Can I sleep with my contacts? How often should I be changing them?
Sleeping in contacts increases the risks for problems, even with high oxygen lenses.  We realize that some patients prefer to sleep in contacts, for those patients we prescribe the highest oxygen lenses available.

How often to change your lens depends on you and the type of lens used?
We prescribe daily replacement and lenses replaced at 2 or 4 weeks.  Sometimes patients with allergies or dry eyes must replace them more frequently.

I am worried about putting my finger in my eye.  How does someone get used to them?
Many times with new wearers, we suggest that patients practice putting their finger just in front of their eyes, almost, but not quite touching.  This usually helps.  The problem is in the mind, not the eyes.  Contacts are there to help you and make your life better, not hurt you.  Most people will do just fine.

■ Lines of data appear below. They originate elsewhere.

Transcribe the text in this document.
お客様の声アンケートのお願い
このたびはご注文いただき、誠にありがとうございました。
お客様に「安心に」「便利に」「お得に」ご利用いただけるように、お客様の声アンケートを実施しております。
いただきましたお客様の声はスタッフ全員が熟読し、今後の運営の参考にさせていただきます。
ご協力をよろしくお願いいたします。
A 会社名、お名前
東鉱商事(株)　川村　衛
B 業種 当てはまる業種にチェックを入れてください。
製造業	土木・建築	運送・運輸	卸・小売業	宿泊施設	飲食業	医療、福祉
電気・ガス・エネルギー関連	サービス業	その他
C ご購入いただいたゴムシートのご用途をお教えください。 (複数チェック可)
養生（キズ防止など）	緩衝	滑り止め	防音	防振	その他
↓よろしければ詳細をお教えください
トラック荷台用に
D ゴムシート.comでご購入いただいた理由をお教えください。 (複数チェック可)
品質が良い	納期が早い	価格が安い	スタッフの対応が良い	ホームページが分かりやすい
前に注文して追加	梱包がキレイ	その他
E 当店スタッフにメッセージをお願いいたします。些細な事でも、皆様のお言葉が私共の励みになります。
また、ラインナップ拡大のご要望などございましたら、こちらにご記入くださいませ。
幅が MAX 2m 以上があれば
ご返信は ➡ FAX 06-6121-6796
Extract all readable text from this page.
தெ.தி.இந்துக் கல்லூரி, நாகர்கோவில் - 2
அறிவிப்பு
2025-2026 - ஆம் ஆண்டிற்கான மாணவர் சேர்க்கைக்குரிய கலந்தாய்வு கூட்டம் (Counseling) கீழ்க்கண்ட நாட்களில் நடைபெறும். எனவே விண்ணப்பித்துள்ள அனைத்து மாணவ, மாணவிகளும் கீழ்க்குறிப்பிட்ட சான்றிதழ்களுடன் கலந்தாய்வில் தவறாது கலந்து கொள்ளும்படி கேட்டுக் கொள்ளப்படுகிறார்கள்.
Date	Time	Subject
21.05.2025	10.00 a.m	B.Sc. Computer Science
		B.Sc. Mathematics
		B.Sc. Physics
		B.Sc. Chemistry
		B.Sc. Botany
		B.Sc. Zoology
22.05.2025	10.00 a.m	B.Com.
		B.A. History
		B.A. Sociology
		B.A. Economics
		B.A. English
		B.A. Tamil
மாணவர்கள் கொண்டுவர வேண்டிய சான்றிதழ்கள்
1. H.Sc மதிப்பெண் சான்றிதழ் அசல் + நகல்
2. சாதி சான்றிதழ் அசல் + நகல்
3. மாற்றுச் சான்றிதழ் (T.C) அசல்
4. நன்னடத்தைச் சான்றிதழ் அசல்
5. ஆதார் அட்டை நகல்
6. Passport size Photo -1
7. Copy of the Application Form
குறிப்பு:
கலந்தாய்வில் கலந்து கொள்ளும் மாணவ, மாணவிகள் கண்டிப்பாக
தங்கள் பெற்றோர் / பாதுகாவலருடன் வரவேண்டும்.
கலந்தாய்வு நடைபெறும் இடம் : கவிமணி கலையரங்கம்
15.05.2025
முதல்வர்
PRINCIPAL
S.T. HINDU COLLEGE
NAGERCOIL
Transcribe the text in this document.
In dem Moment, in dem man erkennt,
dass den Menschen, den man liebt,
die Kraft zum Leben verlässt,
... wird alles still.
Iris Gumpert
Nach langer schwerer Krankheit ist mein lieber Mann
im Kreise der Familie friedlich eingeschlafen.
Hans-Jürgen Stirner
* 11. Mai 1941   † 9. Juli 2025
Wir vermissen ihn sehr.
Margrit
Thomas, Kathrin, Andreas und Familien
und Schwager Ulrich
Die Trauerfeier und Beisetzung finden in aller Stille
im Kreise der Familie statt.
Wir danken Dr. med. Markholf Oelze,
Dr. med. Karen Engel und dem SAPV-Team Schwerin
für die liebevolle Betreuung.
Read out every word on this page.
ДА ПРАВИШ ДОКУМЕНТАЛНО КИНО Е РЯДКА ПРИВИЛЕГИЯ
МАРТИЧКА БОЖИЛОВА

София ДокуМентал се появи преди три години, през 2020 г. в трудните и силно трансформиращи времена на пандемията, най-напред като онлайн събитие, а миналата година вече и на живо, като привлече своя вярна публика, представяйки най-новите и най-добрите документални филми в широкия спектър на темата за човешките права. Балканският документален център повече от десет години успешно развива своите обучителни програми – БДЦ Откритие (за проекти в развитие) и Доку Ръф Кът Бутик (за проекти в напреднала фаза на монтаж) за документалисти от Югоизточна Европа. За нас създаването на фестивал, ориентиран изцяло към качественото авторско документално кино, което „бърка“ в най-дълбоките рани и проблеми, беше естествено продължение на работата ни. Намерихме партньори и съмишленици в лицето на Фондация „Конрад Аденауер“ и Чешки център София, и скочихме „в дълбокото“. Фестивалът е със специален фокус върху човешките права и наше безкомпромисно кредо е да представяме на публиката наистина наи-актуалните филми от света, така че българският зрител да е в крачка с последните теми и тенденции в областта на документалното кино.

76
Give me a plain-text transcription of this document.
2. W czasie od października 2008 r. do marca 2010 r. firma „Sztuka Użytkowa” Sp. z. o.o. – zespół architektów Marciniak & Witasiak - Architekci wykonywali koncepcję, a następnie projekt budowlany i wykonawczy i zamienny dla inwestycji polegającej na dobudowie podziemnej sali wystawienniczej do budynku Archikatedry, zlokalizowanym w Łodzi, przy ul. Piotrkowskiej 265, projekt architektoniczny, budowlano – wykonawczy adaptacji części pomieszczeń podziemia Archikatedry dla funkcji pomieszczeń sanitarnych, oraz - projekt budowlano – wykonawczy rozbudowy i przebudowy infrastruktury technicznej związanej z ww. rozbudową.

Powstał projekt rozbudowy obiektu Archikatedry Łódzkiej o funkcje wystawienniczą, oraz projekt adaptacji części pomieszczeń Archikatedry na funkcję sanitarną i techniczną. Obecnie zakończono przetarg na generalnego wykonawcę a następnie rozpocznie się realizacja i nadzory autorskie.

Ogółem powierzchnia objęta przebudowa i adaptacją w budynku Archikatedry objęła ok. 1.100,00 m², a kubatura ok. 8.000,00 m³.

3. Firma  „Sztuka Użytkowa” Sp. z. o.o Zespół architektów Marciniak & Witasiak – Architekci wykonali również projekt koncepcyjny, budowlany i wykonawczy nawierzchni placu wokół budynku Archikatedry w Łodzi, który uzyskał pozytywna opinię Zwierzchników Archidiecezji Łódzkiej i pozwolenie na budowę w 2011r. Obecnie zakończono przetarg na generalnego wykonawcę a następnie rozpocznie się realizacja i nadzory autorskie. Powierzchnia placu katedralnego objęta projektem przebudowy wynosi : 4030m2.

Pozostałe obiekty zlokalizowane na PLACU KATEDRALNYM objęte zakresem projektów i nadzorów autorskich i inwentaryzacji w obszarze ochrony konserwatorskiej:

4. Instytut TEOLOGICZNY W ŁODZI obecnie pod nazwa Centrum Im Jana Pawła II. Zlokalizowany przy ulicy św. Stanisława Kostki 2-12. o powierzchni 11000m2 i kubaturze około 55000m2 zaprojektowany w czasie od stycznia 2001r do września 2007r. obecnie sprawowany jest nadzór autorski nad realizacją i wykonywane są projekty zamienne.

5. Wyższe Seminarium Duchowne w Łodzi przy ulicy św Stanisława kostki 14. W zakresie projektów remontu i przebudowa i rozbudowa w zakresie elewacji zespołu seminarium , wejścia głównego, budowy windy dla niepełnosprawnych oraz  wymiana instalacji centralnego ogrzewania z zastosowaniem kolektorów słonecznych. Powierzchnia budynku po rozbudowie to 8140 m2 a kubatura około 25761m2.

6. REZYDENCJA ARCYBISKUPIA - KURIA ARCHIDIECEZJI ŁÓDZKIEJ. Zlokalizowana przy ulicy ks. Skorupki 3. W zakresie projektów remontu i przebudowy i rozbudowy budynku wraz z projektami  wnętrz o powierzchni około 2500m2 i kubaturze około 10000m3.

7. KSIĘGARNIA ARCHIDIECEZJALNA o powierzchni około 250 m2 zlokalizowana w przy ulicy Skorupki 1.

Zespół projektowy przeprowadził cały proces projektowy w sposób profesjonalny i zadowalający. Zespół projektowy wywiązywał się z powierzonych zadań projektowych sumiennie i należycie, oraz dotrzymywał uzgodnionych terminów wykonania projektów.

I had an exam about 8 months ago.  Do I need a separate exam in order to get contacts?
A spectacle exam is a starting point for a contact lens exam. A contact lens prescription is much different than a spec prescription in that it must also specify the curvature and size of the proper lens.  If you are 8 months out, we must first recheck to see where you are now, then we can discuss what your contact lens expectations are, and how you will use them. Then we can proceed with the contact lens fitting.  That means taking additional measurements, evaluation of tear film, putting diagnostic lenses on and proper follow up and lens care.